Thanks for the response. How about acceptance rate? What does decoding step
and large model step
mean in the output?
decoding step means how many tokens are generated. large model step means how many times large model do verification. decoding step / large model step reflects how many tokens are correctly predicted with Sequoia's tree.
acceptance rate needs to be independently measured with
python test_accept.py --model JackFram/llama-68m --target meta-llama/Llama-2-7b-hf
--T 0.6 --P 1.0 --start 0 --end 200 --M 288 --W 32
--ALG stochastic --dataset cnn \
Thank you. This answers all my questions.

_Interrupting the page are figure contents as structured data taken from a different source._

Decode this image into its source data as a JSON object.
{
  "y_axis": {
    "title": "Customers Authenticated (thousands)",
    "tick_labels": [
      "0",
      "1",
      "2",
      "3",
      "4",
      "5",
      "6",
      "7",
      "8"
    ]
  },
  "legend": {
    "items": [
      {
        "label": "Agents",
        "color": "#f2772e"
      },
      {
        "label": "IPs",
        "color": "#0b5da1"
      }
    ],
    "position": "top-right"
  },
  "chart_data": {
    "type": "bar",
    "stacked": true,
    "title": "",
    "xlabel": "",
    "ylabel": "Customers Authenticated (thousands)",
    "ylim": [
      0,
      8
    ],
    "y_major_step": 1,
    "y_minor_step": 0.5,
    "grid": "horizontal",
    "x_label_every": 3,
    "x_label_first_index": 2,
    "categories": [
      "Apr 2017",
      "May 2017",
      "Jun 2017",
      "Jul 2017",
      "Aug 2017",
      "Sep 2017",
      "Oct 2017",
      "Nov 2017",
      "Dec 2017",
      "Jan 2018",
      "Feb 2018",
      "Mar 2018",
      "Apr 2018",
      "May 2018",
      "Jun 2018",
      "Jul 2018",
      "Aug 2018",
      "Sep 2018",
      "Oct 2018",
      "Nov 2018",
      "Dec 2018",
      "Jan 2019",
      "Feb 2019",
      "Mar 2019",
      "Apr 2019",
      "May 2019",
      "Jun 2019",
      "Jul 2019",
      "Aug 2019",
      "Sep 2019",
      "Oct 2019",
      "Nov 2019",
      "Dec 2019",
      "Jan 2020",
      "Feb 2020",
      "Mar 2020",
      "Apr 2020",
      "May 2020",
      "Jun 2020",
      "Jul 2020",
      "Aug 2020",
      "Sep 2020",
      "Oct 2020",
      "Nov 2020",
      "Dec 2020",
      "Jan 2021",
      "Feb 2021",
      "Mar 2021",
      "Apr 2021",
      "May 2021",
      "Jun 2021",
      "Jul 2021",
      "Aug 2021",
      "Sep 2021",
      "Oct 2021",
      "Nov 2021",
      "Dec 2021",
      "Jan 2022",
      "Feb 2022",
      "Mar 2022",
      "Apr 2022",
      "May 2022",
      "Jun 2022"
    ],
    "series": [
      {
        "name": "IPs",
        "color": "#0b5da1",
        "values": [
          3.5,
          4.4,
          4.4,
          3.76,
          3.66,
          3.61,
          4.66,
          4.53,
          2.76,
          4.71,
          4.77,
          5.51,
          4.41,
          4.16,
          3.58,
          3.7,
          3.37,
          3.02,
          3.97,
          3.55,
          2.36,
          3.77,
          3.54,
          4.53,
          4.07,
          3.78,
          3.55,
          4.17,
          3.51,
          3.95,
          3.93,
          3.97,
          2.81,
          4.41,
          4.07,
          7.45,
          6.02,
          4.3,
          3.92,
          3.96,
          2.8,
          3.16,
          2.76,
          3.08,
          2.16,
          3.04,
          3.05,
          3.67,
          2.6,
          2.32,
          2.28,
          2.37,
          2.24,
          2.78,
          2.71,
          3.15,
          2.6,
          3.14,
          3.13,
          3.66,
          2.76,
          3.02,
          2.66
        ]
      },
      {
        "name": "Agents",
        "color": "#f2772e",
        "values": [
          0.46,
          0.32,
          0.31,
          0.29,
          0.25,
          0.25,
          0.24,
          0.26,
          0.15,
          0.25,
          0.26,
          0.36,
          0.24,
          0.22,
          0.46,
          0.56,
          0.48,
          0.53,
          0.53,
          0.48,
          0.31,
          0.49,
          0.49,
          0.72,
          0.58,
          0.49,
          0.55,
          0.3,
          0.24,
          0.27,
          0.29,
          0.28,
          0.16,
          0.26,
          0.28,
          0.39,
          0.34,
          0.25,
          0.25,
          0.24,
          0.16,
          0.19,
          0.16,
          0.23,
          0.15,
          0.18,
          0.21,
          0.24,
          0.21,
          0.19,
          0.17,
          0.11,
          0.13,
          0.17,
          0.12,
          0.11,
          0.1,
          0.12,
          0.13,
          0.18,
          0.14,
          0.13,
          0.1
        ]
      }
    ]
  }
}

After testing both baseline
and greedy
on C4 dataset on A100, I get the following result:
Baseline: total time :110.10318s, latency :0.02298s, decoding step: 4791
Greedy: total time :144.56247s, latency :0.00813s, decoding step: 17778, large model step: 4605, 3.8605863192182412
It seems that more tokens are being generated in greedy mode than in baseline mode. Although the generation latency is the same as expected, I wonder if it is rather unfair to compare latency when generating different tokens. Would it be better if we set a fixed sequence length and compare generation time instead?
decoding step / large model step reflects how many tokens are correctly predicted with Sequoia's tree.
Just to make sure I understand this correctly, if all drafts are wrong, then decoding step / large model step = 1
. And if decoding step / large model step = 2
, it means that on average, the drafting model gets 1 token correct per draft. Is this right?
Your understanding is correct. We only allow baseline to generate 32 tokens is because in some experiments, such as Vicuna33B, running baseline can cost a lot of time.
You can change this manually if you want. What you need to modify is inner_decoding_step < 32
in testbed.py.
Also, we plan to update the code in the following weeks. We will solve the problem.